For PSD $\Sigma$ ($\Sigma \in \mathbb{R}_+$), I am trying to gain some intuition about the difference between these two expressions.
$z^\top \Sigma^{-1} z$
Where $z \sim N(0, \Sigma)$. I am quite comfortable with the expression $x^\top \Sigma^{-1} x$ as it usually shows up in things like Gaussians.
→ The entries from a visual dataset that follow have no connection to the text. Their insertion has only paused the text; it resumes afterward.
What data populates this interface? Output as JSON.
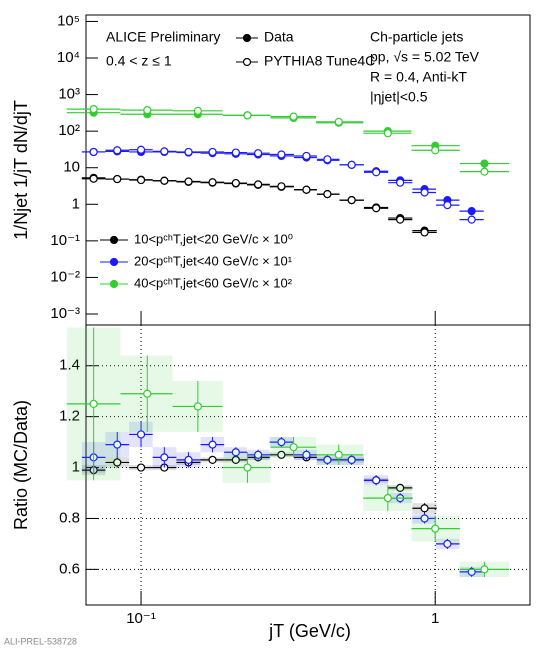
{
  "chart_data": [
    {
      "type": "scatter",
      "y_label": "1/Njet 1/jT dN/djT",
      "annotations": [
        "ALICE Preliminary",
        "0.4 < z ≤ 1",
        "Ch-particle jets",
        "pp, √s = 5.02 TeV",
        "R = 0.4, Anti-kT",
        "|ηjet|<0.5"
      ],
      "marker_legend": [
        "Data",
        "PYTHIA8 Tune4C"
      ],
      "xlog": true,
      "ylog": true,
      "xlim": [
        0.065,
        2.1
      ],
      "ylim": [
        0.0005,
        150000
      ],
      "yticks": [
        {
          "value": 0.001,
          "label": "10⁻³"
        },
        {
          "value": 0.01,
          "label": "10⁻²"
        },
        {
          "value": 0.1,
          "label": "10⁻¹"
        },
        1,
        10,
        {
          "value": 100,
          "label": "10²"
        },
        {
          "value": 1000,
          "label": "10³"
        },
        {
          "value": 10000,
          "label": "10⁴"
        },
        {
          "value": 100000,
          "label": "10⁵"
        }
      ],
      "series": [
        {
          "name": "10<pᶜʰT,jet<20 GeV/c × 10⁰",
          "color": "#000000",
          "x": [
            0.069,
            0.083,
            0.1,
            0.12,
            0.145,
            0.175,
            0.21,
            0.25,
            0.3,
            0.365,
            0.43,
            0.52,
            0.63,
            0.76,
            0.92
          ],
          "values": [
            5.3,
            4.9,
            4.7,
            4.4,
            4.1,
            3.9,
            3.7,
            3.4,
            3.0,
            2.5,
            1.9,
            1.3,
            0.82,
            0.42,
            0.19
          ],
          "mc_values": [
            5.0,
            4.9,
            4.6,
            4.4,
            4.2,
            4.0,
            3.8,
            3.5,
            3.1,
            2.5,
            1.9,
            1.3,
            0.78,
            0.38,
            0.17
          ]
        },
        {
          "name": "20<pᶜʰT,jet<40 GeV/c × 10¹",
          "color": "#1a1aff",
          "x": [
            0.069,
            0.083,
            0.1,
            0.12,
            0.145,
            0.175,
            0.21,
            0.25,
            0.3,
            0.365,
            0.43,
            0.52,
            0.63,
            0.76,
            0.92,
            1.1,
            1.33
          ],
          "values": [
            27,
            28,
            27,
            27,
            26,
            25,
            24,
            23,
            21,
            19,
            16,
            12,
            8,
            4.5,
            2.6,
            1.3,
            0.65
          ],
          "mc_values": [
            27,
            30,
            31,
            28,
            27,
            27,
            26,
            25,
            23,
            21,
            17,
            12,
            7.5,
            3.9,
            2.1,
            0.95,
            0.38
          ]
        },
        {
          "name": "40<pᶜʰT,jet<60 GeV/c × 10²",
          "color": "#33cc33",
          "x": [
            0.069,
            0.105,
            0.156,
            0.23,
            0.33,
            0.47,
            0.69,
            1.0,
            1.47
          ],
          "values": [
            320,
            290,
            290,
            270,
            230,
            170,
            100,
            40,
            13
          ],
          "mc_values": [
            400,
            375,
            360,
            270,
            250,
            180,
            88,
            30,
            7.8
          ]
        }
      ]
    },
    {
      "type": "scatter",
      "x_label": "jT (GeV/c)",
      "y_label": "Ratio (MC/Data)",
      "footer": "ALI-PREL-538728",
      "xlog": true,
      "grid": true,
      "xlim": [
        0.065,
        2.1
      ],
      "ylim": [
        0.46,
        1.56
      ],
      "xticks": [
        {
          "value": 0.1,
          "label": "10⁻¹"
        },
        1
      ],
      "yticks": [
        0.6,
        0.8,
        1,
        1.2,
        1.4
      ],
      "series": [
        {
          "color": "#000000",
          "x": [
            0.069,
            0.083,
            0.1,
            0.12,
            0.145,
            0.175,
            0.21,
            0.25,
            0.3,
            0.365,
            0.43,
            0.52,
            0.63,
            0.76,
            0.92
          ],
          "values": [
            0.99,
            1.02,
            1.0,
            1.0,
            1.02,
            1.03,
            1.03,
            1.04,
            1.05,
            1.04,
            1.03,
            1.03,
            0.95,
            0.92,
            0.84
          ],
          "errors": [
            0.02,
            0.02,
            0.01,
            0.01,
            0.01,
            0.01,
            0.01,
            0.01,
            0.01,
            0.01,
            0.01,
            0.01,
            0.01,
            0.01,
            0.02
          ]
        },
        {
          "color": "#1a1aff",
          "x": [
            0.069,
            0.083,
            0.1,
            0.12,
            0.145,
            0.175,
            0.21,
            0.25,
            0.3,
            0.365,
            0.43,
            0.52,
            0.63,
            0.76,
            0.92,
            1.1,
            1.33
          ],
          "values": [
            1.04,
            1.09,
            1.13,
            1.04,
            1.03,
            1.09,
            1.06,
            1.05,
            1.1,
            1.05,
            1.03,
            1.03,
            0.95,
            0.88,
            0.8,
            0.7,
            0.59
          ],
          "errors": [
            0.06,
            0.05,
            0.05,
            0.04,
            0.03,
            0.03,
            0.02,
            0.02,
            0.02,
            0.02,
            0.02,
            0.02,
            0.02,
            0.02,
            0.02,
            0.02,
            0.02
          ]
        },
        {
          "color": "#33cc33",
          "x": [
            0.069,
            0.105,
            0.156,
            0.23,
            0.33,
            0.47,
            0.69,
            1.0,
            1.47
          ],
          "values": [
            1.25,
            1.29,
            1.24,
            1.0,
            1.08,
            1.05,
            0.88,
            0.76,
            0.6
          ],
          "errors": [
            0.3,
            0.15,
            0.1,
            0.06,
            0.04,
            0.04,
            0.05,
            0.05,
            0.03
          ]
        }
      ]
    }
  ]
}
I have the general intuition that this can be interpreted as, $$ z^\top \Sigma^{-1} z = z^\top Q\Lambda^{-\frac{1}{2}}\Lambda^{-\frac{1}{2}}Q z = x^\top x $$
Where $\Sigma = Q\Lambda Q$ is the eigendecomposition of $\Sigma$. If $x$ is correlated according to the covariance $\Sigma$ then $xQ\Lambda^{-\frac{1}{2}}$ can be seen as decorrelating the dimensions of $x$ by rotating and scaling and thus returning the covariance ellipse back to a circle in the Euclidean basis and then taking the Euclidean distance
$x^\top \Sigma x$
Where $x \sim N(0, I)$. I have more trouble understanding what is happening here geometrically because it seems like we are taking some Gaussian noise in the unit circle and then correlating is according to the covariance,
$$ x^\top \Sigma x = x^\top Q\Lambda^{\frac{1}{2}}\Lambda^{\frac{1}{2}}Q x \ = z^\top z $$
Questions
- If what I have derived so far is correct, why would one want to take the dot product of $z^\top z$? Can you describe any practical reason why this would be useful?
- Can you provide some examples of where and why this is used? (I have two which inspired this question Bayesian Linear Regression - With Conjugate Priors Section (Equation 2) and this paper titled Revisiting natural gradient for deep networks - equations 4 and 5)
- Anything else interesting to say about these forms?